So, while those are good checks to do, they are not 100% conclusive checks that the pump & fuel system are delivering fuel properly at max flow conditions.

The easiest way to know is the rig up a fuel pressure gauge that can be observed when running hard. Just be safe when doing this.

OP, I see you put in a new pump of adequate specifications. Did you change the regulator? And while the free flow test says the pickup is good, any way the cell pickup, or any foam blocks, are moving around and getting masked under acceleration?

You are correct, all pressure tests are at idle. I hoped that going with this specific pump, and increasing supply lines to 10AN from cell all the way through the pump, and 8AN out of pump to carb and return I would be "good" with respect to flow when accelerating or WOT for a 1/4 mile. Maybe not. When I upgraded and installed with return line in lieu of dead-head, I did install with a return regulator, although not new out of the box. It's a Mallory 4309.
Foam was pulled out of the cell a while ago while I've been a chasing this.
 
You know I'd like to say I have something to bang mine off to test it? I mean all I can do is really calibrate it and hope that it's working? And of course you drag race so you know watching the plugs is the biggest thing. The two should go hand-in-hand.
I don't like changing a part before I verified that it's the problem. I find this costly.
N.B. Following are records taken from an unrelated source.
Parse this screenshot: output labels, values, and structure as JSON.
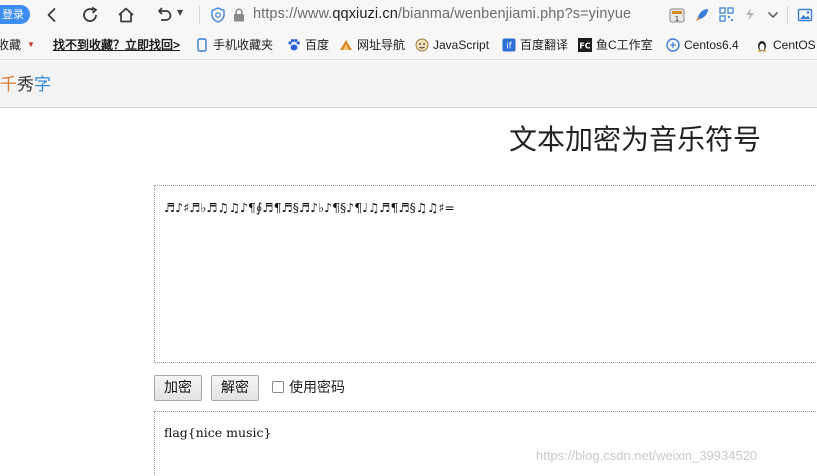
{
  "browser": {
    "login_label": "登录",
    "url_prefix": "https://www.",
    "url_host": "qqxiuzi.cn",
    "url_path": "/bianma/wenbenjiami.php?s=yinyue",
    "icons": [
      "back-icon",
      "refresh-icon",
      "home-icon",
      "undo-icon",
      "shield-icon",
      "lock-icon",
      "extension-badge-icon",
      "rocket-icon",
      "qr-code-icon",
      "lightning-icon",
      "chevron-down-icon",
      "picture-icon"
    ]
  },
  "bookmarks": {
    "items": [
      {
        "label": "收藏",
        "icon": "star-icon"
      },
      {
        "label": "找不到收藏？立即找回>",
        "icon": ""
      },
      {
        "label": "手机收藏夹",
        "icon": "mobile-icon"
      },
      {
        "label": "百度",
        "icon": "baidu-paw-icon"
      },
      {
        "label": "网址导航",
        "icon": "navigation-icon"
      },
      {
        "label": "JavaScript",
        "icon": "javascript-icon"
      },
      {
        "label": "百度翻译",
        "icon": "translate-icon"
      },
      {
        "label": "鱼C工作室",
        "icon": "fishc-icon"
      },
      {
        "label": "Centos6.4",
        "icon": "centos-icon"
      },
      {
        "label": "CentOS",
        "icon": "linux-icon"
      }
    ]
  },
  "site": {
    "logo_char1": "千",
    "logo_char2": "秀",
    "logo_char3": "字"
  },
  "main": {
    "title": "文本加密为音乐符号",
    "input_text": "♬♪♯♬♭♬♫♫♪¶∮♬¶♬§♬♪♭♪¶§♪¶♩♫♬¶♬§♫♫♯=",
    "encrypt_label": "加密",
    "decrypt_label": "解密",
    "use_password_label": "使用密码",
    "output_text": "flag{nice music}"
  },
  "watermark": "https://blog.csdn.net/weixin_39934520"
}
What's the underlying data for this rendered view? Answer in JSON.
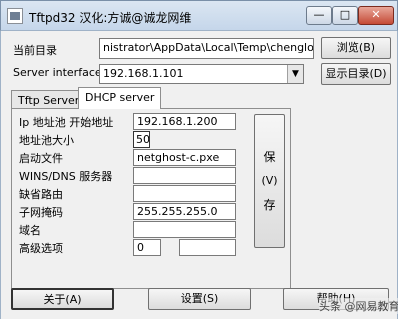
{
  "window": {
    "title": "Tftpd32 汉化:方诚@诚龙网维",
    "min_label": "—",
    "max_label": "□",
    "close_label": "✕"
  },
  "form": {
    "current_dir_label": "当前目录",
    "current_dir_value": "nistrator\\AppData\\Local\\Temp\\chenglong",
    "browse_label": "浏览(B)",
    "server_if_label": "Server interfaces",
    "server_if_value": "192.168.1.101",
    "show_dir_label": "显示目录(D)"
  },
  "tabs": [
    {
      "label": "Tftp Server"
    },
    {
      "label": "DHCP server"
    }
  ],
  "dhcp": {
    "ip_pool_label": "Ip 地址池 开始地址",
    "ip_pool_value": "192.168.1.200",
    "pool_size_label": "地址池大小",
    "pool_size_value": "50",
    "boot_file_label": "启动文件",
    "boot_file_value": "netghost-c.pxe",
    "wins_dns_label": "WINS/DNS 服务器",
    "wins_dns_value": "",
    "default_route_label": "缺省路由",
    "default_route_value": "",
    "subnet_label": "子网掩码",
    "subnet_value": "255.255.255.0",
    "domain_label": "域名",
    "domain_value": "",
    "advanced_label": "高级选项",
    "advanced_value1": "0",
    "advanced_value2": "",
    "save_label_top": "保",
    "save_label_mid": "(V)",
    "save_label_bot": "存"
  },
  "bottom": {
    "about_label": "关于(A)",
    "settings_label": "设置(S)",
    "help_label": "帮助(H)",
    "watermark": "头条 @网易教育"
  }
}
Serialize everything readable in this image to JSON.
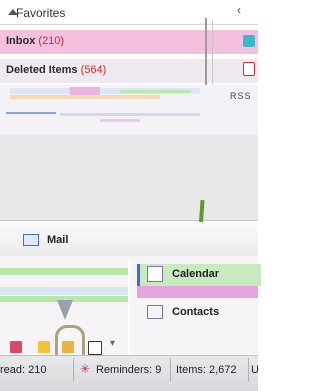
{
  "favorites": {
    "label": "Favorites"
  },
  "folders": [
    {
      "name": "Inbox",
      "count": "(210)"
    },
    {
      "name": "Deleted Items",
      "count": "(564)"
    }
  ],
  "rss": {
    "label": "RSS"
  },
  "nav": {
    "mail": "Mail",
    "calendar": "Calendar",
    "contacts": "Contacts"
  },
  "status": {
    "unread": "read: 210",
    "reminders": "Reminders: 9",
    "items": "Items: 2,672",
    "extra": "U"
  },
  "icons": {
    "collapse": "chevron-left-icon",
    "reminder": "asterisk-icon",
    "configure": "chevron-down-icon"
  },
  "colors": {
    "inbox_row": "#f3c1de",
    "calendar_row": "#c8eac0",
    "count_red": "#d02a2a"
  }
}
The original sending unit lasted a few years, and was pretty fouled. I used to do a ton of street driving and was always rich. It stopped sending a signal, therefore it was replaced. The previous sender when working seemed to match that of the plugs and the dyno testing prior to the engine being installed (+- 12.2:1 - 13.2:1).
 
Like I said and post 25.
a lot of times I come out here and say what I'm doing also and kind of check my thinking and from what I see you doing your trying the right stuff.
 
They should put those stickers on nitromethane too......

Have you taken a vacuum reading yet; Are you low? bolt a lift plate up on top a carb gasket (or a piece of sheet metal to seal carb pad) and pull the rocker shafts to close all the valves. plug all but one vacuum locations and chuck it to some compressed air. give it a shot and listen with a stethescope for any hissing or bubbles from a light soapy mix in a squirt bottle. A sprayed leak will cause bubbles. We 'flash test' airtight splice cases with same procedure and can find any pressure leak on the seams down to 2 psi. should find any vacuum leak with this method too, but ones under the intake will be audible only.

Just did this last night. Flat plate and welded an air hose fitting to the center, and mounted onto the manifold. Soapy water with air pressure at 20 psi, then 30, 40, 45, and no bubbles. Should be good here.
Thanks for mentioning this.
 
You are correct, all pressure tests are at idle. I hoped that going with this specific pump, and increasing supply lines to 10AN from cell all the way through the pump, and 8AN out of pump to carb and return I would be "good" with respect to flow when accelerating or WOT for a 1/4 mile. Maybe not. When I upgraded and installed with return line in lieu of dead-head, I did install with a return regulator, although not new out of the box. It's a Mallory 4309.
Foam was pulled out of the cell a while ago while I've been a chasing this.
Yeah, idle and other 'static' tests show up most problems but not some of the more esoteric ones. The line sizes seem adequate to me... I assume you are not running at 1000 HP? So that seems to go back to pump, regulator and restrictions as needing more checks, since all the attempts to enrich at the carb have been futile.....
 
Like I said and post 25.
a lot of times I come out here and say what I'm doing also and kind of check my thinking and from what I see you doing your trying the right stuff.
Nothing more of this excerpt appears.